苏娜又开始揪心地痛,她避开丈夫那火热的眼光,点了点头,她知道他们所说的那一天现在离他们太遥远,让她可望而不可即,也许她一直在努力地等待着那一天的降临,可她将付出的代价是没有人能理解的,她心中的痛楚只有她一个人来承受,连近在咫尺的丈夫都不能诉说,这是多么可悲,而她付出的一切,也就是为了实现她和丈夫共同的梦。
“苏娜,你的手机在响,赶快上去接吧。”嘉俊听到从卧室里传出的手机声,催促道。
“是苏娜吧,我是涂冰,今天刚回来,一会儿你到招待所二号厅来,我在这等你。

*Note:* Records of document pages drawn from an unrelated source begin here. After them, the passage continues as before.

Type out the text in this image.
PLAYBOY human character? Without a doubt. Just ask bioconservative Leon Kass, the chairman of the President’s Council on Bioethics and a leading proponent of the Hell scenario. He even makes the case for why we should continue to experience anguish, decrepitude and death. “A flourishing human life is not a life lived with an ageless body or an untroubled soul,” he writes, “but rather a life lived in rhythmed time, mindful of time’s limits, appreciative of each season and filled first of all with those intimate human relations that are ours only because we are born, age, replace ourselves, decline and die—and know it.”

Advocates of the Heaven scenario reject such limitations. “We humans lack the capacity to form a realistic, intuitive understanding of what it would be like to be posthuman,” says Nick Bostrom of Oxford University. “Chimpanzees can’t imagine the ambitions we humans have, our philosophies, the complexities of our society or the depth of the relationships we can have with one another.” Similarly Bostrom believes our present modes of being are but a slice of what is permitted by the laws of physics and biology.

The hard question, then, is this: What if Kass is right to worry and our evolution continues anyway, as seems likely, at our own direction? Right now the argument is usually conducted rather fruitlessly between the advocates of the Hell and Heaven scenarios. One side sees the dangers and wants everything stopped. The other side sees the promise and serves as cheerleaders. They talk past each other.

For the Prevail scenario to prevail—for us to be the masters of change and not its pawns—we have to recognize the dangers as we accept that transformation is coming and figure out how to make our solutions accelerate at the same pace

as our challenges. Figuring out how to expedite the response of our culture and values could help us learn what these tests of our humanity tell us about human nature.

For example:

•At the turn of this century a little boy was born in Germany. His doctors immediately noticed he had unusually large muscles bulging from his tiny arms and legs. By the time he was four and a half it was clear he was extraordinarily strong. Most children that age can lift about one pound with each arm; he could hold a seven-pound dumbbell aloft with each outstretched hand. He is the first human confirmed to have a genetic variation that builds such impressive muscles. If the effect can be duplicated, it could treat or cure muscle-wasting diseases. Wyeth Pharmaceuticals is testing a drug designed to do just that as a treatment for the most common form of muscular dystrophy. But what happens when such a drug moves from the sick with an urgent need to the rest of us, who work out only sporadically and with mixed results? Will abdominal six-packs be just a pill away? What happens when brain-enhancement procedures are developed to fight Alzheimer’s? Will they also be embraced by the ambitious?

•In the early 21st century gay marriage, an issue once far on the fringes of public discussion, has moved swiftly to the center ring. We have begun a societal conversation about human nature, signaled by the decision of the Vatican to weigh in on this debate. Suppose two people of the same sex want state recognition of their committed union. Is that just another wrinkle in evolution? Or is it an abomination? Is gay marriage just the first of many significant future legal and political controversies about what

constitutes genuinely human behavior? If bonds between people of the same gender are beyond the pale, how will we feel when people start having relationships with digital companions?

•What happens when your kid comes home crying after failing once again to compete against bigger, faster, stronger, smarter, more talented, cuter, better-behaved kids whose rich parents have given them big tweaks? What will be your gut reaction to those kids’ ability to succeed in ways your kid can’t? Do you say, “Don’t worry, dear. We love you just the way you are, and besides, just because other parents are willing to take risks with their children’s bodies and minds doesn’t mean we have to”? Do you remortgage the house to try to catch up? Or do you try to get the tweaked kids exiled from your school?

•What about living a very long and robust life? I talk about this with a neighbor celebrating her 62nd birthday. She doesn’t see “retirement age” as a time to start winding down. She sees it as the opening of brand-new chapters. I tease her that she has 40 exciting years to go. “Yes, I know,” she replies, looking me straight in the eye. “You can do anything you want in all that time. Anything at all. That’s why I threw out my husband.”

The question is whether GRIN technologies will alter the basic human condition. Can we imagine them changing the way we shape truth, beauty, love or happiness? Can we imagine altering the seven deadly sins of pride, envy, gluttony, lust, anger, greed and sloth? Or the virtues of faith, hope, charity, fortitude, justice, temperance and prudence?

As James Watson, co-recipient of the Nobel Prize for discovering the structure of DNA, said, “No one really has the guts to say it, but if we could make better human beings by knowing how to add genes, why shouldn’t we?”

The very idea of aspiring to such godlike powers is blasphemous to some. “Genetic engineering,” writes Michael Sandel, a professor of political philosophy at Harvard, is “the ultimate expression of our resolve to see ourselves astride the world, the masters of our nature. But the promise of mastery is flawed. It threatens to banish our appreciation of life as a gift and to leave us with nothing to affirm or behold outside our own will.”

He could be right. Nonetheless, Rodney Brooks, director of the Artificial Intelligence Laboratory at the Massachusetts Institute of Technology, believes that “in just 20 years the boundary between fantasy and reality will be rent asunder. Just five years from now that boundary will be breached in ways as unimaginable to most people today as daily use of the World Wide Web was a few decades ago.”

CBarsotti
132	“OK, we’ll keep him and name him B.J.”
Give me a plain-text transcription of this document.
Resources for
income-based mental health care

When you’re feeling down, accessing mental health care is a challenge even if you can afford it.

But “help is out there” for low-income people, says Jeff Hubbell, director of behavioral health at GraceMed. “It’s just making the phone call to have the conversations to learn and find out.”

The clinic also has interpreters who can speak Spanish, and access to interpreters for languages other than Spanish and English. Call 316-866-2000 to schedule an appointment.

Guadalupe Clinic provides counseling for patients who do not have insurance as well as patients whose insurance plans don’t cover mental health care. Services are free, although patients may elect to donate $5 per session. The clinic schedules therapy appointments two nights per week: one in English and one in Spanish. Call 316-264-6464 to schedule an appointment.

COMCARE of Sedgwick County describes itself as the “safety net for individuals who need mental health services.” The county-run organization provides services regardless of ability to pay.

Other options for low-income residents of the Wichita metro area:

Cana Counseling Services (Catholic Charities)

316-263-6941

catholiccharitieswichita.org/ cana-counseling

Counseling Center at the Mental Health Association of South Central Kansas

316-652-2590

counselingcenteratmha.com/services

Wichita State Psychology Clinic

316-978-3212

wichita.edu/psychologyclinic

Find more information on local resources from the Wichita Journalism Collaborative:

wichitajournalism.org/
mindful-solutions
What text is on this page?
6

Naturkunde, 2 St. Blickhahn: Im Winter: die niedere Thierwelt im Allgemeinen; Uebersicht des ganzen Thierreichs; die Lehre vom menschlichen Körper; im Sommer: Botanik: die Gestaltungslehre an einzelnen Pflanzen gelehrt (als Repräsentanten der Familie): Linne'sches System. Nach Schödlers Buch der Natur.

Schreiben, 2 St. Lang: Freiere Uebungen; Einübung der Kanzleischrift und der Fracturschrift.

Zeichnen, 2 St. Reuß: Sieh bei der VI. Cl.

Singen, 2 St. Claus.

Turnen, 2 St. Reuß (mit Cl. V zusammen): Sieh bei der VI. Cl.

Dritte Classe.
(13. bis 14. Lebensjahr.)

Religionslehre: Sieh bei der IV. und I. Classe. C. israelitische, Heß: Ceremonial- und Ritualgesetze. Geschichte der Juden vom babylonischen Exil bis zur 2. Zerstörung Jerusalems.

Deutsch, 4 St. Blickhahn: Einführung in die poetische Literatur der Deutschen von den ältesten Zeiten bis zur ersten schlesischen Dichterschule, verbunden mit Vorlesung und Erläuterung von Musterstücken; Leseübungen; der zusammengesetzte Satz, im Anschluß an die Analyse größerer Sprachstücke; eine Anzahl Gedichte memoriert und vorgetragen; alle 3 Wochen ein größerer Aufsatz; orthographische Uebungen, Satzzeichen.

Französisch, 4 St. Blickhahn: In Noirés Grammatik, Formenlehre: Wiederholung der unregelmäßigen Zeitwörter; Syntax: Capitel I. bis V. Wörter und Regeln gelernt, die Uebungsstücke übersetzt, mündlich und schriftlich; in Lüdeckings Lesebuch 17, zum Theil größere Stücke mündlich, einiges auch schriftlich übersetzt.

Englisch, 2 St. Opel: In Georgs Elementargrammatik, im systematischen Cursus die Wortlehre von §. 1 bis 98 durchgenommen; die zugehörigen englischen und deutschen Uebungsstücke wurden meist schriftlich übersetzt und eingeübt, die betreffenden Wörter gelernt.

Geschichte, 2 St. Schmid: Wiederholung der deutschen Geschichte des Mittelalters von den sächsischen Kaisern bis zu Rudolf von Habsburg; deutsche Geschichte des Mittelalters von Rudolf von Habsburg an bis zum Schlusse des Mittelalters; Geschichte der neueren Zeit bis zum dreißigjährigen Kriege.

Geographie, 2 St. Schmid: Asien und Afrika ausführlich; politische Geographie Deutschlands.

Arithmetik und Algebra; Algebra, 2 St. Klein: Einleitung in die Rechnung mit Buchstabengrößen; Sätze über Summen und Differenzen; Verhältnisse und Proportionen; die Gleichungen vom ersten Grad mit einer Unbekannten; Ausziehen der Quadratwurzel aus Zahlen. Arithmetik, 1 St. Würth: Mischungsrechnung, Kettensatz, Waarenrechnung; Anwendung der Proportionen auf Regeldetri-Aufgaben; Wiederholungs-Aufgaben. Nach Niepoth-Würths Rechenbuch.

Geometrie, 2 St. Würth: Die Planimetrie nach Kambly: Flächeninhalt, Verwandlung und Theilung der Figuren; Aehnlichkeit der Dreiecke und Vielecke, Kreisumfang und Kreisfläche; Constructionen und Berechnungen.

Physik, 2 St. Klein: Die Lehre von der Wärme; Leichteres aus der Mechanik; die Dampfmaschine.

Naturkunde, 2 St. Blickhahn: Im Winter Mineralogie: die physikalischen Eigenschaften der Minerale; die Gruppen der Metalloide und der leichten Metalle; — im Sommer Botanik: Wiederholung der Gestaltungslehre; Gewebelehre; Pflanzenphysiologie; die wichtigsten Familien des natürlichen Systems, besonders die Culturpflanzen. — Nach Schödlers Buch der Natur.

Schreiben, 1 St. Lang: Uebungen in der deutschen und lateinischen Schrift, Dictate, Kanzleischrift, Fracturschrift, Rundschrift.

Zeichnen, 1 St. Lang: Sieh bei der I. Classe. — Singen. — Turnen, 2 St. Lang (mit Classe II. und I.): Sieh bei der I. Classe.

”
涂冰说完,也不等苏娜回话,就挂断电话。
一股厌恶从苏娜的心中涌出,她只想呕吐,江嘉俊摇着轮椅上了楼。
“是不是招待所临时又有事?要是有你尽管去,先到厨房给二老解释一下,她们正在忙乎,今天可是全家人的节日,除我之外,我在家是极少数人,这下我也不做鸡了,等晚上回来再做,娜娜,祝你节日快乐!”
丈夫一脸诚恳,他的宽容让苏娜无地自容,她又想起弟弟的信,“自己的确是个浮萍失重的女人。”